E perchè queste non fossero solo parole ad effetto in una assemblea pubblica, mi sono subito premurato di procedere a consultazioni comuni col CISAR in vista della riunione ministeriale che si è tenuta agli inizi di novembre al Ministero per parlare del problema, molto sentito, dei ponti ripetitori.

In conseguenza di questo, ARI e CISAR si sono presentati al Ministero con una voce comune, ed hanno, al termine della riunione, diramato un comunicato congiunto ARI-CISAR.

Analogo fronte comune rappresenteremo in una prossima riunione ministeriale ove discuteremo di prefissi, e così faremo anche in futuro ogni qualvolta sarà necessario rappresentare all'Amministrazione gli interessi di tutti i radioamatori italiani.
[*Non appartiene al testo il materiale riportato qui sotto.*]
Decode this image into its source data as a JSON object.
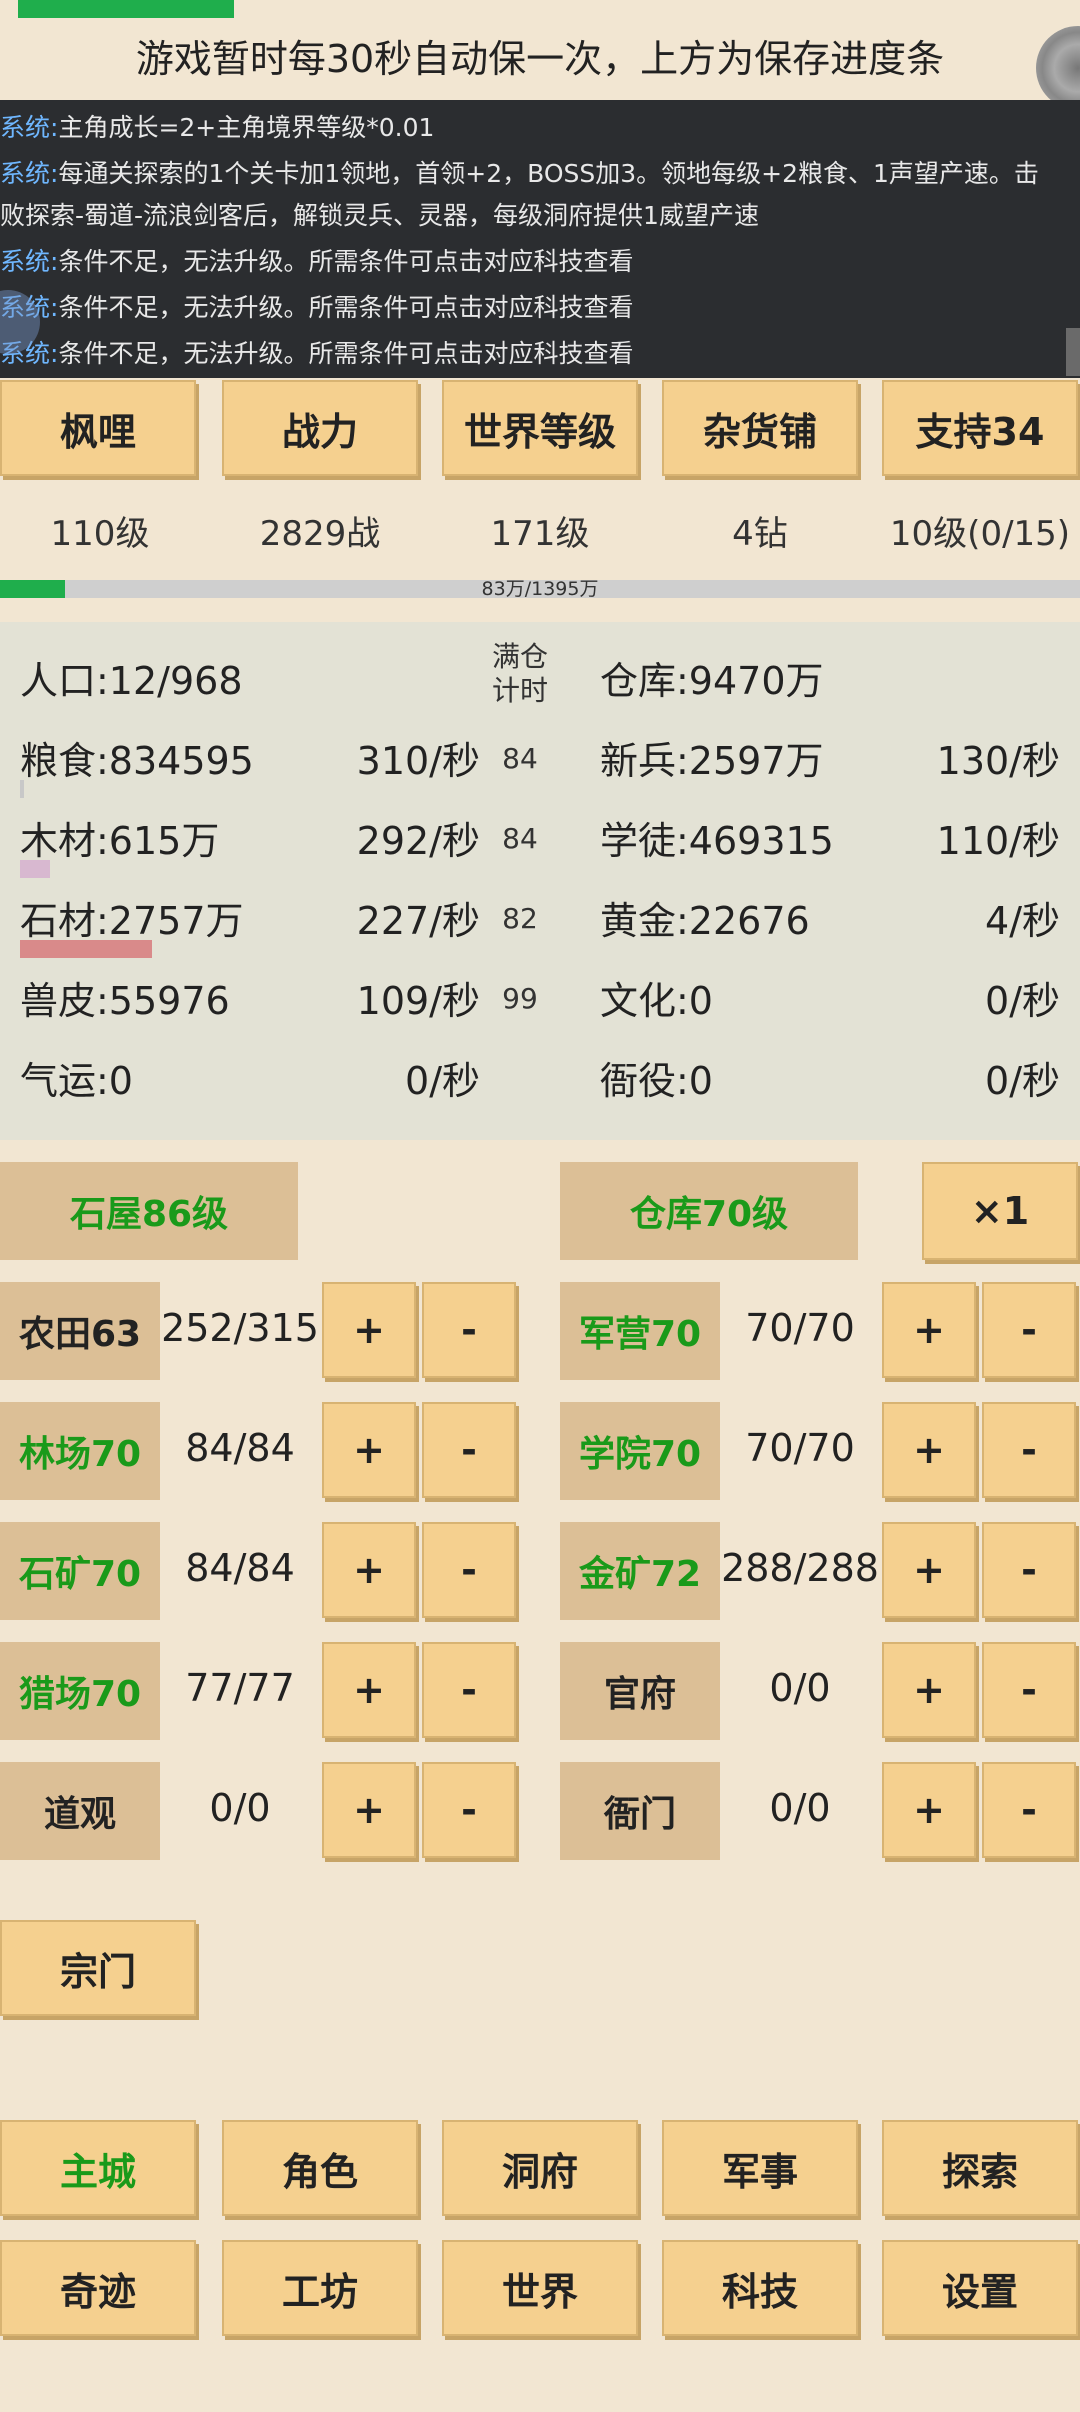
{
  "header": {
    "save_hint": "游戏暂时每30秒自动保一次，上方为保存进度条",
    "save_progress": 0.2
  },
  "log": {
    "lines": [
      {
        "tag": "系统:",
        "text": "主角成长=2+主角境界等级*0.01"
      },
      {
        "tag": "系统:",
        "text": "每通关探索的1个关卡加1领地，首领+2，BOSS加3。领地每级+2粮食、1声望产速。击"
      },
      {
        "tag": "",
        "text": "败探索-蜀道-流浪剑客后，解锁灵兵、灵器，每级洞府提供1威望产速"
      },
      {
        "tag": "系统:",
        "text": "条件不足，无法升级。所需条件可点击对应科技查看"
      },
      {
        "tag": "系统:",
        "text": "条件不足，无法升级。所需条件可点击对应科技查看"
      },
      {
        "tag": "系统:",
        "text": "条件不足，无法升级。所需条件可点击对应科技查看"
      }
    ]
  },
  "top_tabs": [
    {
      "label": "枫哩",
      "value": "110级"
    },
    {
      "label": "战力",
      "value": "2829战"
    },
    {
      "label": "世界等级",
      "value": "171级"
    },
    {
      "label": "杂货铺",
      "value": "4钻"
    },
    {
      "label": "支持34",
      "value": "10级(0/15)"
    }
  ],
  "xp": {
    "text": "83万/1395万",
    "fraction": 0.06
  },
  "resources": {
    "full_header": "满仓\n计时",
    "population": "人口:12/968",
    "warehouse": "仓库:9470万",
    "left": [
      {
        "label": "粮食:834595",
        "rate": "310/秒",
        "full": "84"
      },
      {
        "label": "木材:615万",
        "rate": "292/秒",
        "full": "84"
      },
      {
        "label": "石材:2757万",
        "rate": "227/秒",
        "full": "82"
      },
      {
        "label": "兽皮:55976",
        "rate": "109/秒",
        "full": "99"
      },
      {
        "label": "气运:0",
        "rate": "0/秒",
        "full": ""
      }
    ],
    "right": [
      {
        "label": "新兵:2597万",
        "rate": "130/秒"
      },
      {
        "label": "学徒:469315",
        "rate": "110/秒"
      },
      {
        "label": "黄金:22676",
        "rate": "4/秒"
      },
      {
        "label": "文化:0",
        "rate": "0/秒"
      },
      {
        "label": "衙役:0",
        "rate": "0/秒"
      }
    ],
    "bar_colors": {
      "grain": "#c8c8c8",
      "wood": "#d8b8d0",
      "stone": "#d98a8a"
    }
  },
  "buildings": {
    "house": "石屋86级",
    "storage": "仓库70级",
    "multiplier": "×1",
    "plus": "+",
    "minus": "-",
    "left": [
      {
        "name": "农田63",
        "count": "252/315",
        "green": false
      },
      {
        "name": "林场70",
        "count": "84/84",
        "green": true
      },
      {
        "name": "石矿70",
        "count": "84/84",
        "green": true
      },
      {
        "name": "猎场70",
        "count": "77/77",
        "green": true
      },
      {
        "name": "道观",
        "count": "0/0",
        "green": false
      }
    ],
    "right": [
      {
        "name": "军营70",
        "count": "70/70",
        "green": true
      },
      {
        "name": "学院70",
        "count": "70/70",
        "green": true
      },
      {
        "name": "金矿72",
        "count": "288/288",
        "green": true
      },
      {
        "name": "官府",
        "count": "0/0",
        "green": false
      },
      {
        "name": "衙门",
        "count": "0/0",
        "green": false
      }
    ],
    "sect": "宗门"
  },
  "bottom_nav": {
    "row1": [
      "主城",
      "角色",
      "洞府",
      "军事",
      "探索"
    ],
    "row2": [
      "奇迹",
      "工坊",
      "世界",
      "科技",
      "设置"
    ]
  }
}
Posso anche anticipare che siccome abbiamo in previsione per il prossimo anno convegni e simposi di contenuto tecnico particolarmente elevato, saremo ansiosi di avere il contributo degli interventi e della professionalità di iscritti al CISAR e di qualsiasi altra associazione radioamatoriale che, al pari nostro, condividano il desiderio del sapere, della conoscenza e del miglioramento tecnico al di là di ogni artificiosa divisione associativa.
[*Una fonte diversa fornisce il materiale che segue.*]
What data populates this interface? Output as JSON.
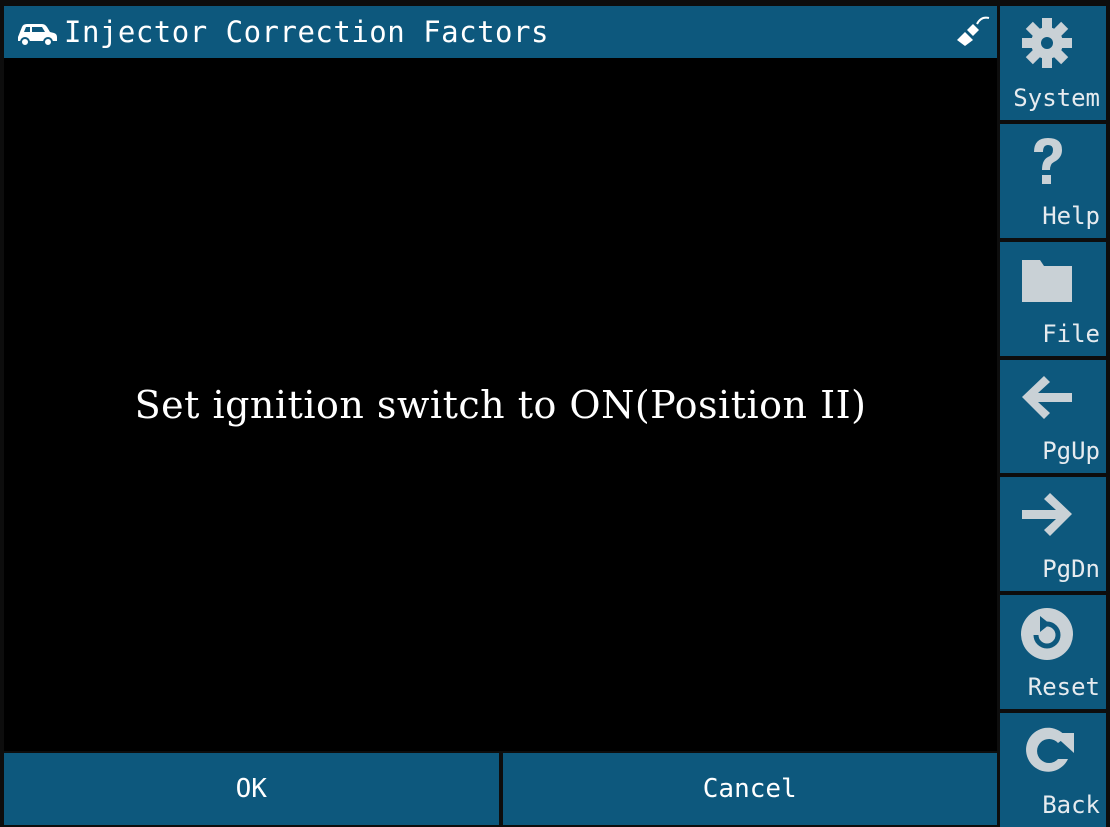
{
  "header": {
    "title": "Injector Correction Factors",
    "vehicle_icon": "car-icon",
    "connection_icon": "plug-icon"
  },
  "main": {
    "message": "Set ignition switch to ON(Position II)"
  },
  "buttons": {
    "ok_label": "OK",
    "cancel_label": "Cancel"
  },
  "sidebar": {
    "items": [
      {
        "label": "System",
        "icon": "gear-icon"
      },
      {
        "label": "Help",
        "icon": "question-icon"
      },
      {
        "label": "File",
        "icon": "folder-icon"
      },
      {
        "label": "PgUp",
        "icon": "arrow-left-icon"
      },
      {
        "label": "PgDn",
        "icon": "arrow-right-icon"
      },
      {
        "label": "Reset",
        "icon": "reset-icon"
      },
      {
        "label": "Back",
        "icon": "back-icon"
      }
    ]
  },
  "colors": {
    "bar": "#0d587d",
    "background": "#000000",
    "icon": "#c9d1d6",
    "text": "#ffffff"
  }
}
La cultura e la conoscenza sono patrimonio universale, e l'ARI è aperta al contributo di tutti.

  

D: so che hai scritto a tutti i Presidenti delle Sezioni ARI offrendo un aiuto per l'iscrizione a quei radioamatori che non fossero in grado di permettersi la quota associativa. Vuoi commentare questa iniziativa ?

 

Si tratta di una iniziativa personale che ho voluto mantenere riservata pregando coloro che fossero in situazione di reale disagio di scrivere al mio indirizzo privato esponendomi la loro situazione, per vedere di poterli aiutare.

L'ARI è una grande famiglia, ci sono quelli più fortunati e quelli meno fortunati, e la solidarietà non deve essere fatta di parole vuote, ma di azioni concrete.

Vedo che nonostante il riserbo che ho cercato di dare all'iniziativa, tutti ne parlano ed io stesso sono stato sommerso da lettere di plauso: ho replicato dicendo di non meritarmi nessun plauso particolare, perchè ho fatto nè più nè meno quanto qualsiasi altro radioamatore avrebbe fatto.

Tutti i radioamatori sono altruisti, solidali e sensibili alle comunità nelle quali vivono.

Inoltre il futuro prossimo che ci aspetta è troppo bello ed entusiasmante perchè qualcuno sia costretto a rinunziarvi non avendone i mezzi economici.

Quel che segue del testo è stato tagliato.